This container offers an nginx server on alpine with a suitable base configuration that is easy to extend.
Bring your own keys for SSL, they are mounted at runtime so that another container or the host can refresh them, and tell nginx to reload with no downtime.
For development purposes, you can generate dh params,
and a self signed cert with create_dev_keys.sh.
This container and its nginx config are designed around composing small config snippets to build a full configuration, and it can even be built with support for mounting the inclusion directory at runtime so that the snippets can be changed and hot reloaded for a fast development cycle with no downtime.
The include.d directory and its subrdirectories are a template
for what is possible with the configuration snippets and the README.md
files contained within offer suggestions about what types of
configuration belong in which subdirectory.
The provided compose files offer examples of how to build
this container. container-compose-dev.yml is suitable
for development and uses custom ports > 1024 so it can be run
as an unpriveleged user on a dev machine.
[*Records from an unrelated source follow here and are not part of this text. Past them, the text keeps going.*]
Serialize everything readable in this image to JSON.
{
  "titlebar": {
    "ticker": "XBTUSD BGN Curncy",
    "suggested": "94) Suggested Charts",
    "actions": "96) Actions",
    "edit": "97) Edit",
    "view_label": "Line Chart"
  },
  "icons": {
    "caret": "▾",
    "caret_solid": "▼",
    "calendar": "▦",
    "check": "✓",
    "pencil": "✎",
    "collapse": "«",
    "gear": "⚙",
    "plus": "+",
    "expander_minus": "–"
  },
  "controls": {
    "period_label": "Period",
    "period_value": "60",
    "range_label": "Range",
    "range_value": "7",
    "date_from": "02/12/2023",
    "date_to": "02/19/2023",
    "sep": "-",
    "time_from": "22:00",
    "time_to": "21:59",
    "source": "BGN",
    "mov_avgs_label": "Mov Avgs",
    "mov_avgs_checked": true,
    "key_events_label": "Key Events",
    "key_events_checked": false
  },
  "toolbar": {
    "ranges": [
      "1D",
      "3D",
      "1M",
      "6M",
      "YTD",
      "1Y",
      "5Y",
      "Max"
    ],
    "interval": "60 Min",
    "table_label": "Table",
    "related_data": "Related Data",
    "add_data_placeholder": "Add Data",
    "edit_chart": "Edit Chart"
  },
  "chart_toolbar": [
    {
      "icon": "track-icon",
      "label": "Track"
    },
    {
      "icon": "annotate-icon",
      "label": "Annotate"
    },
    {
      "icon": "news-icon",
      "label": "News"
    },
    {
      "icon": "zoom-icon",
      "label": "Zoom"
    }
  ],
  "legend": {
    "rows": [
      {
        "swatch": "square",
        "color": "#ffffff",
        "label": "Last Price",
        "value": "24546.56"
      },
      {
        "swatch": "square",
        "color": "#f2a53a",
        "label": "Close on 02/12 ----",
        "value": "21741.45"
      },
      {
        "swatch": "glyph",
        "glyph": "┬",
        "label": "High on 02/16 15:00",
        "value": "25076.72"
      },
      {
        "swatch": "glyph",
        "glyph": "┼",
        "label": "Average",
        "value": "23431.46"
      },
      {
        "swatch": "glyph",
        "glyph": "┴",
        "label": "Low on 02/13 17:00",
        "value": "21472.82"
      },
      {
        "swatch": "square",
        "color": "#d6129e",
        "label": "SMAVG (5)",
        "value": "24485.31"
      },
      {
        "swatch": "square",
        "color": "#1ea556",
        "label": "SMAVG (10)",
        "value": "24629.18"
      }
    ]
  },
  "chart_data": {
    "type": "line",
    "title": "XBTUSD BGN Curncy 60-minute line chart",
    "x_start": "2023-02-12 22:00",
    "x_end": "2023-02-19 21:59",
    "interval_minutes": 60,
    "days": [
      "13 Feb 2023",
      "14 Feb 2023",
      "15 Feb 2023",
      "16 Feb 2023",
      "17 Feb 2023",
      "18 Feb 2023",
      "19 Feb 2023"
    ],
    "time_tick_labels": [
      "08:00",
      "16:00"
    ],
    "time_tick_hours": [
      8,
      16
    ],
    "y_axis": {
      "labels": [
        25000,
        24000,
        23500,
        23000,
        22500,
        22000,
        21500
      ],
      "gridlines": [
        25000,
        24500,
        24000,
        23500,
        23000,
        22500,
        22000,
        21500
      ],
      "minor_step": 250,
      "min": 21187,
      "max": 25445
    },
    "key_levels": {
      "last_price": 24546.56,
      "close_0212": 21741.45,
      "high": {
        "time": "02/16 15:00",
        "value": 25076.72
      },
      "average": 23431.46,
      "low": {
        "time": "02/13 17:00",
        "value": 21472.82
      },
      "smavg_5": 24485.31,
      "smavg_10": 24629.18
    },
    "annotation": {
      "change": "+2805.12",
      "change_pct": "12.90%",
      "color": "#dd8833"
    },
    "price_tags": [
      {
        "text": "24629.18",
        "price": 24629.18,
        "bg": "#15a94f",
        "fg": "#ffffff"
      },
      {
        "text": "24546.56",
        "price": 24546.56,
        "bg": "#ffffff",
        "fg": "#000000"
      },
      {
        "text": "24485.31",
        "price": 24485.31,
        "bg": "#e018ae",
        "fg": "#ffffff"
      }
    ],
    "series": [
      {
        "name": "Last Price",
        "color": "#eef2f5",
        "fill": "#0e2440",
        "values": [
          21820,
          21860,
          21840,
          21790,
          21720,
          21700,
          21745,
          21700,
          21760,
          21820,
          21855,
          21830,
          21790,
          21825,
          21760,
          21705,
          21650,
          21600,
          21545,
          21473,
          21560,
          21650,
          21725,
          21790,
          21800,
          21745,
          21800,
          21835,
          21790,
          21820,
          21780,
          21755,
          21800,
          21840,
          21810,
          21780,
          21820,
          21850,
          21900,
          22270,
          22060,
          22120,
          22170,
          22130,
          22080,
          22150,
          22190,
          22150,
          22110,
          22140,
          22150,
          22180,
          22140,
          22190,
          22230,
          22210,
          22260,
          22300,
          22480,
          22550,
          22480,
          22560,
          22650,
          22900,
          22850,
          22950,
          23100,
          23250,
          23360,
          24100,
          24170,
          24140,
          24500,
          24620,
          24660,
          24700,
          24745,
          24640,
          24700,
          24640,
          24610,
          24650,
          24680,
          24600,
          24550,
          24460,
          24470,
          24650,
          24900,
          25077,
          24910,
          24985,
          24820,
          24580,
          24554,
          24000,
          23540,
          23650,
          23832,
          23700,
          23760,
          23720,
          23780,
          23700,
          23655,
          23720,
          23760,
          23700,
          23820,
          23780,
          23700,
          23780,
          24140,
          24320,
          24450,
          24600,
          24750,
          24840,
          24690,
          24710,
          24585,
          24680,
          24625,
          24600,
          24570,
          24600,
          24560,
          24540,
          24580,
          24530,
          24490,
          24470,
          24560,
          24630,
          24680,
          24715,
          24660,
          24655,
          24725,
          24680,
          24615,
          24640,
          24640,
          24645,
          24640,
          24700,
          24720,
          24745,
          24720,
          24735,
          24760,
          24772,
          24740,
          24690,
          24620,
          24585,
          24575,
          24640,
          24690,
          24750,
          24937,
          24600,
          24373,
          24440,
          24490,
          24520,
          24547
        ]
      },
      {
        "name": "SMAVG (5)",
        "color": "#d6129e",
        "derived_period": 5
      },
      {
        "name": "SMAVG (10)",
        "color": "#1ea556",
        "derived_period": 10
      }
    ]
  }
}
Runtime snippets
are enabled so that the contents of include.d can be changed
on the fly to quickly iterate. Upon changing them, simply
exec sh -c 'nginx -t && nginx -s reload' within the container
to check syntax and apply the changes if they are acceptable.
The container-compose.yml file is a suitable base
for a production deployment. Runtime snippets are disabled,
and the default priveled ports are used. Snippets should
either be added to the include.d folder in this repository,
or the path should be changed (e.g. to a folder in a parent
directory if this repo is a submodule).
This container does almost nothing out of the box (since it is designed to be a base for further development), but if you want to verify it is working correctly before making any of your own additions, it behaves as follows:
- http requests to the non ssl port return a 301 redirect to the same path at https on the ssl port
- https GET requests to the empty path or
/return a generic nginx welcome page. - non GET https requests on the empty path or
/return a 405 error - https requests to all other paths return a 404 error
- pop or smtp connections over ssl can progress through login, but will recieve an internal server error after sending a password, because no authentication backend is configured by default.